À l’occasion, et seulement pour les aider, les compagnies américaines seraient heureuses de vendre leur propre gaz naturel fracturé à leurs amis allemands, à des prix beaucoup plus élevés.
Ce n’est qu’une des manières par lesquelles la loi devrait soumettre les banques et les entreprises européennes à des restrictions paralysantes, à des procès et à des amendes énormes.
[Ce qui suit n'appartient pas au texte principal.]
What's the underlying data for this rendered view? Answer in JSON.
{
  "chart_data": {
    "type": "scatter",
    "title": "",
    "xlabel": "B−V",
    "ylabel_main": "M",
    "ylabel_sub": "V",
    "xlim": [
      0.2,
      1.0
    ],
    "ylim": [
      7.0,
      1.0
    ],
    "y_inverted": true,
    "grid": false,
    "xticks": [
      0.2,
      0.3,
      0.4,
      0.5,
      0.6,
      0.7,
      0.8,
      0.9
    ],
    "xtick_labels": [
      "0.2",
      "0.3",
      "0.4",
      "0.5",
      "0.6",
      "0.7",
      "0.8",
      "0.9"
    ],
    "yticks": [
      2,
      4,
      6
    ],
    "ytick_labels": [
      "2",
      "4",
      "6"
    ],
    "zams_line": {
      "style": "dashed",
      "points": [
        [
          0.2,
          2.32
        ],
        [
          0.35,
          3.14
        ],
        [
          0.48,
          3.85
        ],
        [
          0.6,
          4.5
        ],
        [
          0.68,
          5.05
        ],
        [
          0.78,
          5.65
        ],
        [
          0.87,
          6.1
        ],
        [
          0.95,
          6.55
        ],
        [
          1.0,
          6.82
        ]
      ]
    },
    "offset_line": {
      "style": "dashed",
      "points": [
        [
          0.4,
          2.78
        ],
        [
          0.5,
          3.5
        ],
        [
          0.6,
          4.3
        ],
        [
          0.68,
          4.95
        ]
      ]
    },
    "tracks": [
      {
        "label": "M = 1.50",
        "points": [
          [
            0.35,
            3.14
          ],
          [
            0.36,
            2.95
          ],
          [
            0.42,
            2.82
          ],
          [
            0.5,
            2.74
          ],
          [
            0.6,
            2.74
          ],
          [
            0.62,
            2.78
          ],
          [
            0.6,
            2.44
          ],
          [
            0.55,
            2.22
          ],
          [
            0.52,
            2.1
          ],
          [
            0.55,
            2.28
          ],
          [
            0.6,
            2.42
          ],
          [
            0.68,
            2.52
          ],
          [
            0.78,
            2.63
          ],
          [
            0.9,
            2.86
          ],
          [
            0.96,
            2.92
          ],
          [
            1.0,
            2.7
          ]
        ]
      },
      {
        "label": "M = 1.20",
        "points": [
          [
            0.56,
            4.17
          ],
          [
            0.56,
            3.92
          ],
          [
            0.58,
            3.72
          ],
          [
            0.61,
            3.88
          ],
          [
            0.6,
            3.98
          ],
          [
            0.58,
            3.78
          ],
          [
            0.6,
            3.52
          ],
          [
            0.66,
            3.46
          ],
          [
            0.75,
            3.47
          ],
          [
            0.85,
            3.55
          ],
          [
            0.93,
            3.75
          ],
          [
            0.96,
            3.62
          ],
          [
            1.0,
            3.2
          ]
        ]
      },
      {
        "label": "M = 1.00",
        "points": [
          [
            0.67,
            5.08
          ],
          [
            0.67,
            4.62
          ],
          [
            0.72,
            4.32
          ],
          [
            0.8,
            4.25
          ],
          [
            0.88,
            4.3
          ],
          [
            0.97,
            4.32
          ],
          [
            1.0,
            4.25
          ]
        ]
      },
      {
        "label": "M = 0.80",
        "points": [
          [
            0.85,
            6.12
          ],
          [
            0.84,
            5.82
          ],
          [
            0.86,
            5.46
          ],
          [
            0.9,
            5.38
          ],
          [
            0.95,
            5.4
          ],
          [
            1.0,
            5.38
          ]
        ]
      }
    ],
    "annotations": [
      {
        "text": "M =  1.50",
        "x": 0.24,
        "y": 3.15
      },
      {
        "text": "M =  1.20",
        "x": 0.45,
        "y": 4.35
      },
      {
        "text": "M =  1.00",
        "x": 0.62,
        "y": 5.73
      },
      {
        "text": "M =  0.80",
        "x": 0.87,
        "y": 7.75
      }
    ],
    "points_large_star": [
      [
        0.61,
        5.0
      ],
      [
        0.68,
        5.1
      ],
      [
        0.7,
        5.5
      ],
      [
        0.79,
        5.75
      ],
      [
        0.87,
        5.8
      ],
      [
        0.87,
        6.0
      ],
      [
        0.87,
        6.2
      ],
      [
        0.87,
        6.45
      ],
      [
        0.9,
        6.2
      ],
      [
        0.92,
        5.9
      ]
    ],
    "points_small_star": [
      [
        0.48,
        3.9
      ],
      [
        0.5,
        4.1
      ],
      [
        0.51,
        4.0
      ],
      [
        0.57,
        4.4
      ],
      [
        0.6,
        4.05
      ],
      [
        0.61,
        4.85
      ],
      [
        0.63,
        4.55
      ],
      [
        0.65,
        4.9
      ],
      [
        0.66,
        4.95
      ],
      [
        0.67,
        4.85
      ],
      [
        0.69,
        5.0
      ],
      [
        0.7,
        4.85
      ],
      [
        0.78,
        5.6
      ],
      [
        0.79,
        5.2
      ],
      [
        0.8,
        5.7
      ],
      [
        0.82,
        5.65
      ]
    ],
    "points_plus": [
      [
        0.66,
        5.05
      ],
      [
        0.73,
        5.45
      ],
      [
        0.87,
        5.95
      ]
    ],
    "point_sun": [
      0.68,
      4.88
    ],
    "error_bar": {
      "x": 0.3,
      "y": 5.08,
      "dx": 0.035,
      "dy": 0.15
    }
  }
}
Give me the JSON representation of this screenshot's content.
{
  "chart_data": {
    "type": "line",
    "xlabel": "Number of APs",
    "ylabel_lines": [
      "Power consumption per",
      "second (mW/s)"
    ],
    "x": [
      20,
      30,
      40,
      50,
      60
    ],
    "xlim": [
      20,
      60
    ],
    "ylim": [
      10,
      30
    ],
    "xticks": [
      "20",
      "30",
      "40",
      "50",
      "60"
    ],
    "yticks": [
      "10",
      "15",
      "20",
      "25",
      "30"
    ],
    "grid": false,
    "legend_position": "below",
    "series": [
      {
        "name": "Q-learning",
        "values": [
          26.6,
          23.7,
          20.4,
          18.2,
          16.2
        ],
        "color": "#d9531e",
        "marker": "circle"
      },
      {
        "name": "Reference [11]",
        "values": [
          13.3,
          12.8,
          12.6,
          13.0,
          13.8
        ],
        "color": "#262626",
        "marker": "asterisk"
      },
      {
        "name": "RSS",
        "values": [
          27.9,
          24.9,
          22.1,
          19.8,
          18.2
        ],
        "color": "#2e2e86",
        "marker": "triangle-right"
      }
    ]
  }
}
Alors que les États-Unis prêchent la « libre concurrence », ils prennent constamment des mesures pour l’empêcher à l’échelle internationale.
À la suite de l’accord de juillet 2015 garantissant que l’Iran ne pourrait pas développer des armes nucléaires, les sanctions internationales furent levées, mais les États-Unis maintinrent leurs propres sanctions antérieures. Depuis lors, toute banque étrangère ou entreprise envisageant de commercer avec l’Iran est susceptible de recevoir une lettre du groupe new-yorkais appelé « Unis contre l’Iran nucléaire », avertissant qu’« il demeure de sérieux risques juridiques, politiques, financiers et de réputation associés aux affaires avec l’Iran, particulièrement dans les secteurs de l’économie iranienne tels que le pétrole et le gaz. » Les risques évoqués incluent des milliards de dollars d’amendes américaines, la surveillance par « une myriade d’agences de régulation », des menaces personnelles, un défaut de couverture par les assurances, l’insécurité cybernétique, la perte d’affaires plus lucratives, le discrédit des entreprises et la chute des cotations boursières.
Les États-Unis persistent dans cette conduite de gangsters, parce qu’au fil des années, ils ont développé un vaste et obscur labyrinthe légal, capable d’imposer leur volonté à l’économie du « monde libre » grâce à l’omniprésence du dollar, une collecte de renseignements inégalée ou simplement par intimidation.
Les dirigeants européens ont réagi avec indignation aux dernières sanctions. Le ministre allemand des Affaires étrangères a déclaré « qu’il était inacceptable pour les États-Unis d’utiliser les sanctions en tant qu’instrument au service de l’industrie américaine. » Le ministère français des Affaires étrangères a dénoncé l’extraterritorialité de la législation américaine comme illégale et annoncé que « pour nous protéger des effets extraterritoriaux de la législation américaine, nous devions travailler à l’adaptation de nos lois françaises et européennes. »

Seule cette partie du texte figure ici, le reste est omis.